Las primeras tablas fueron entregadas a Moisés en el monte Sinaí. Al bajar y encontrar al pueblo adorando el becerro de oro, Moisés las rompió. Las segundas tablas fueron talladas nuevamente por Moisés y Dios volvió a escribir los Diez Mandamientos sobre ellas. Estas segundas tablas fueron colocadas dentro del Arca de la Alianza, un cofre sagrado revestido de oro. El Arca permaneció primero en el Tabernáculo y más tarde, según la tradición, en el Santo de los Santos del Primer Templo de Jerusalén, construido por el rey Salomón.
Cuando los babilonios destruyeron Jerusalén en el año 586 a. C., el Arca desaparece del registro histórico. Desde entonces surgen varias hipótesis:
- Fue escondida por sacerdotes antes de la invasión.
- Fue destruida junto con el Templo.
- Fue llevada a Babilonia como botín, aunque no existe un registro babilónico que la mencione.
- La tradición etíope sostiene que el Arca se encuentra en Iglesia de Nuestra Señora María de Sion, custodiada por un solo monje. Sin embargo, nunca ha sido examinada por investigadores independientes, por lo que no puede verificarse.
Es interesante que en el libro de 2 Macabeos relata que el profeta Jeremías ocultó el Arca en una cueva del Monte Nebo y que permanecería escondida hasta que Dios decidiera revelarla nuevamente. Esta es una tradición religiosa, no un hecho históricamente confirmado.

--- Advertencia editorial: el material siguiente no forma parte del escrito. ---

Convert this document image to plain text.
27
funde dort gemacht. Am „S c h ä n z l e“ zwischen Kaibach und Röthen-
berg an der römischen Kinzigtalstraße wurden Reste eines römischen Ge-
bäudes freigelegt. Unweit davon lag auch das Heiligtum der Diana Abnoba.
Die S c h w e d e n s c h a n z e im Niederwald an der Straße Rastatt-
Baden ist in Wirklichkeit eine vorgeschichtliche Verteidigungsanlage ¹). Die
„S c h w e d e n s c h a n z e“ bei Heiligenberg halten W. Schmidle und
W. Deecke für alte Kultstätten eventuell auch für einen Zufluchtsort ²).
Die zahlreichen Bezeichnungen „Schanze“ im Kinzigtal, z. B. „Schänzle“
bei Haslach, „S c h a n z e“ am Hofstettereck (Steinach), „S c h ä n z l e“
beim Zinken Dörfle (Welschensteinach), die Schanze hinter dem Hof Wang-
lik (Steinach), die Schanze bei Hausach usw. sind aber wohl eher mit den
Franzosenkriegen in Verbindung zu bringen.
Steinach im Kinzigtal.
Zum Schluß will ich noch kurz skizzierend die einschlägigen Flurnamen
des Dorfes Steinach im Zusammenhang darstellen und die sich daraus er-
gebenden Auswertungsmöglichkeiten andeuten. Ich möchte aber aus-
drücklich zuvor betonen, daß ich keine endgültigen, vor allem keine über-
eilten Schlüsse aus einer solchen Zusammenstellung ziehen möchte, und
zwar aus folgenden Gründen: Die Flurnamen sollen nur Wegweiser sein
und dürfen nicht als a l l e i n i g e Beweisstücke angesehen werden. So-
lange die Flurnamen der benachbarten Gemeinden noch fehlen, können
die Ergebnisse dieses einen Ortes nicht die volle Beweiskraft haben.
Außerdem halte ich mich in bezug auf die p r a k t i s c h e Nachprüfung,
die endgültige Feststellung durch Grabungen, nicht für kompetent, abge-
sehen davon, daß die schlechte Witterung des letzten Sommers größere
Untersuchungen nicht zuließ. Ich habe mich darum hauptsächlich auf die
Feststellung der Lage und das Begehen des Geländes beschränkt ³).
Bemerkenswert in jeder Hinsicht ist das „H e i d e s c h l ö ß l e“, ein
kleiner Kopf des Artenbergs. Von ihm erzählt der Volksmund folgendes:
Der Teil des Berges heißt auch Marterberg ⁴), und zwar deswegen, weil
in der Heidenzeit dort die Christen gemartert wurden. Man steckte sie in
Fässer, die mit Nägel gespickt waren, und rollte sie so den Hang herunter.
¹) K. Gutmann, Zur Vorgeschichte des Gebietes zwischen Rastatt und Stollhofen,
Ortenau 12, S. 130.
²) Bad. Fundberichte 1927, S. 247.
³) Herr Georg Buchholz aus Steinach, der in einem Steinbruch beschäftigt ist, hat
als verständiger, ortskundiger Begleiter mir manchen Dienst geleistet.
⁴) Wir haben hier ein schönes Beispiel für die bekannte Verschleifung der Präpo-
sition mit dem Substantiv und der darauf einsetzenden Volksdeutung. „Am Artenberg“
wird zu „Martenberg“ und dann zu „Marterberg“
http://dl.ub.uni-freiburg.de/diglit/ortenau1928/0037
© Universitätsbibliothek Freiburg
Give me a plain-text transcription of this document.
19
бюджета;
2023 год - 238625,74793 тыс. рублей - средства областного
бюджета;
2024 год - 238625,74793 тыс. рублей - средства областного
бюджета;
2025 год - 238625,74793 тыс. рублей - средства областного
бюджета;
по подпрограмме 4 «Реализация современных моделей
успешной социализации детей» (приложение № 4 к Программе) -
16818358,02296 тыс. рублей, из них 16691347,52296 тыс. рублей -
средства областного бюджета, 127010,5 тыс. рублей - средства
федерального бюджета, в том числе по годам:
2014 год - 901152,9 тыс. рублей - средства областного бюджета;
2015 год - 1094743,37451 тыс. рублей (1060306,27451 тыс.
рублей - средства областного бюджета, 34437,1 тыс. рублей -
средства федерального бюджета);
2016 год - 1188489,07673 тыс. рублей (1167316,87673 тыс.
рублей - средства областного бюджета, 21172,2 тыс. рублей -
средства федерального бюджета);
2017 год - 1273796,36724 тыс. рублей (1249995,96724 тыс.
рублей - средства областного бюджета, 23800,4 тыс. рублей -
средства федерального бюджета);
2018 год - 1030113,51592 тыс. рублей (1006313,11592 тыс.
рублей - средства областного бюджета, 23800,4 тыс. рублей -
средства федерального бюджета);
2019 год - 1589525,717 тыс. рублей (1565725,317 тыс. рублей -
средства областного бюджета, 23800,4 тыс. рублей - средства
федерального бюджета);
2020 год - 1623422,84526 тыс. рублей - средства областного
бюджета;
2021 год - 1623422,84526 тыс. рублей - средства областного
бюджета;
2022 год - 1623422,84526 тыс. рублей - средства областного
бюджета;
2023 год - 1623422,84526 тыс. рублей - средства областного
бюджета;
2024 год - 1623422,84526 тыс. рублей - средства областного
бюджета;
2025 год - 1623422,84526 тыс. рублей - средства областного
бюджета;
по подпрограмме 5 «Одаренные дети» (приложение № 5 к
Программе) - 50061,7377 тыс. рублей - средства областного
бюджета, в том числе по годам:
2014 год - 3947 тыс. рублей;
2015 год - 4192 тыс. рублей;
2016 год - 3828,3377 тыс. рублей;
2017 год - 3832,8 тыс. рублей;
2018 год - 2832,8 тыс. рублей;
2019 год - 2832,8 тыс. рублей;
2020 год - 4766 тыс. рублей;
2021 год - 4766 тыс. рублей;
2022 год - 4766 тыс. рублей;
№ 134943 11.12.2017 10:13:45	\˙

La arqueología dice que hasta hoy no se ha encontrado el Arca, ni las Tablas ni existe evidencia arqueológica verificable de su ubicación actual.
Desde una perspectiva histórica, lo más prudente es decir que su destino es desconocido.
Curiosamente, en estudios teosóficos y simbólicos, hay un aspecto que suele pasar desapercibido: las Tablas representan mucho más que dos piedras con leyes. Simbólicamente, son la idea de que la ley espiritual queda “grabada” en la conciencia humana. De hecho, varias tradiciones místicas —incluida parte de la literatura teosófica— interpretan que la verdadero “Arca” es el ser humano cuando se convierte en custodio de esa ley interior. Esa lectura no pretende sustituir la historia, sino ofrecer una interpretación espiritual del relato.